Il était sur le bureau juste devant moi. J'ai vu l'appelant enregistré. C'était le client que je devais rencontrer ce jour-là.
"Attends une minute, Quintin, je vais juste répondre," je me suis excusé, en appuyant sur le bouton accepter à l'écran et en le plaçant juste à côté de mon oreille.
Il a fait un geste de la main pour me dire d'y aller, et avant que je puisse dire bonjour, le client avait déjà parlé, et son ton semblait anxieux.
"Tu es en route ?" m'a-t-elle demandé. Je pensais qu'elle était déjà sur le lieu de la rencontre et qu'elle m'attendait. J'ai vérifié l'heure sur l'horloge murale, et elle aurait dix minutes d'avance si elle était déjà là.
"Non, je suis toujours ici dans mon bureau et sur le point de partir," ai-je menti.
"Oh, Dieu merci !" je l'ai entendue dire.

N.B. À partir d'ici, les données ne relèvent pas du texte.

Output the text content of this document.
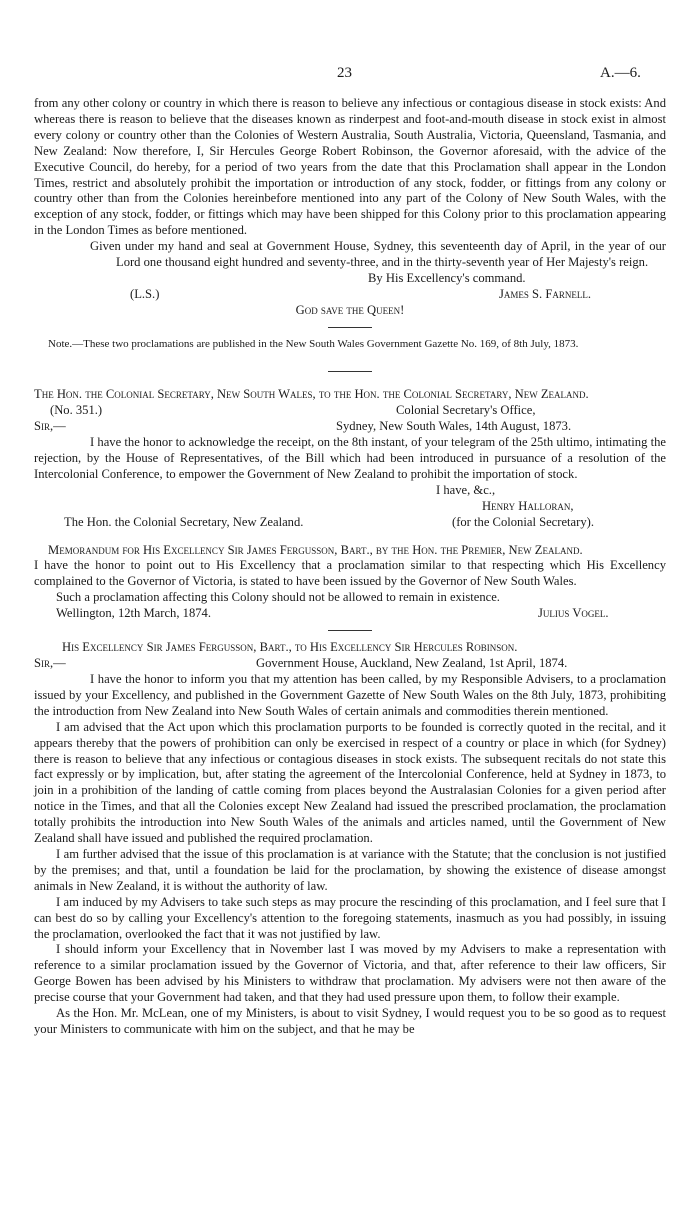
23	A.—6.

from any other colony or country in which there is reason to believe any infectious or contagious disease in stock exists: And whereas there is reason to believe that the diseases known as rinderpest and foot-and-mouth disease in stock exist in almost every colony or country other than the Colonies of Western Australia, South Australia, Victoria, Queensland, Tasmania, and New Zealand: Now therefore, I, Sir Hercules George Robert Robinson, the Governor aforesaid, with the advice of the Executive Council, do hereby, for a period of two years from the date that this Proclamation shall appear in the London Times, restrict and absolutely prohibit the importation or introduction of any stock, fodder, or fittings from any colony or country other than from the Colonies hereinbefore mentioned into any part of the Colony of New South Wales, with the exception of any stock, fodder, or fittings which may have been shipped for this Colony prior to this proclamation appearing in the London Times as before mentioned.

Given under my hand and seal at Government House, Sydney, this seventeenth day of April, in the year of our Lord one thousand eight hundred and seventy-three, and in the thirty-seventh year of Her Majesty's reign.

By His Excellency's command.
(L.S.)	James S. Farnell.

God save the Queen!

Note.—These two proclamations are published in the New South Wales Government Gazette No. 169, of 8th July, 1873.

The Hon. the Colonial Secretary, New South Wales, to the Hon. the Colonial Secretary, New Zealand.

(No. 351.)	Colonial Secretary's Office,
Sir,—	Sydney, New South Wales, 14th August, 1873.

I have the honor to acknowledge the receipt, on the 8th instant, of your telegram of the 25th ultimo, intimating the rejection, by the House of Representatives, of the Bill which had been introduced in pursuance of a resolution of the Intercolonial Conference, to empower the Government of New Zealand to prohibit the importation of stock.

I have, &c.,
Henry Halloran,
The Hon. the Colonial Secretary, New Zealand.	(for the Colonial Secretary).

Memorandum for His Excellency Sir James Fergusson, Bart., by the Hon. the Premier, New Zealand.

I have the honor to point out to His Excellency that a proclamation similar to that respecting which His Excellency complained to the Governor of Victoria, is stated to have been issued by the Governor of New South Wales.

Such a proclamation affecting this Colony should not be allowed to remain in existence.

Wellington, 12th March, 1874.	Julius Vogel.

His Excellency Sir James Fergusson, Bart., to His Excellency Sir Hercules Robinson.

Sir,—	Government House, Auckland, New Zealand, 1st April, 1874.

I have the honor to inform you that my attention has been called, by my Responsible Advisers, to a proclamation issued by your Excellency, and published in the Government Gazette of New South Wales on the 8th July, 1873, prohibiting the introduction from New Zealand into New South Wales of certain animals and commodities therein mentioned.

I am advised that the Act upon which this proclamation purports to be founded is correctly quoted in the recital, and it appears thereby that the powers of prohibition can only be exercised in respect of a country or place in which (for Sydney) there is reason to believe that any infectious or contagious diseases in stock exists. The subsequent recitals do not state this fact expressly or by implication, but, after stating the agreement of the Intercolonial Conference, held at Sydney in 1873, to join in a prohibition of the landing of cattle coming from places beyond the Australasian Colonies for a given period after notice in the Times, and that all the Colonies except New Zealand had issued the prescribed proclamation, the proclamation totally prohibits the introduction into New South Wales of the animals and articles named, until the Government of New Zealand shall have issued and published the required proclamation.

I am further advised that the issue of this proclamation is at variance with the Statute; that the conclusion is not justified by the premises; and that, until a foundation be laid for the proclamation, by showing the existence of disease amongst animals in New Zealand, it is without the authority of law.

I am induced by my Advisers to take such steps as may procure the rescinding of this proclamation, and I feel sure that I can best do so by calling your Excellency's attention to the foregoing statements, inasmuch as you had possibly, in issuing the proclamation, overlooked the fact that it was not justified by law.

I should inform your Excellency that in November last I was moved by my Advisers to make a representation with reference to a similar proclamation issued by the Governor of Victoria, and that, after reference to their law officers, Sir George Bowen has been advised by his Ministers to withdraw that proclamation. My advisers were not then aware of the precise course that your Government had taken, and that they had used pressure upon them, to follow their example.

As the Hon. Mr. McLean, one of my Ministers, is about to visit Sydney, I would request you to be so good as to request your Ministers to communicate with him on the subject, and that he may be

Elle a fait une pause et a soupiré. J'ai pu entendre son profond soupir de l'autre bout du fil, comme si elle était très soulagée. "J'ai appelé pour vous dire que j'ai une réunion urgente à laquelle je dois assister. Je suis sur le point de rencontrer un gros client de notre entreprise pour lequel j'attends depuis longtemps. Je ne veux pas laisser passer cette occasion. Pouvons-nous reporter notre réunion ? Je sais à quel point votre emploi du temps est chargé, mais cela n'aura pas d'importance si c'est la semaine prochaine ou le mois prochain," a-t-elle continué.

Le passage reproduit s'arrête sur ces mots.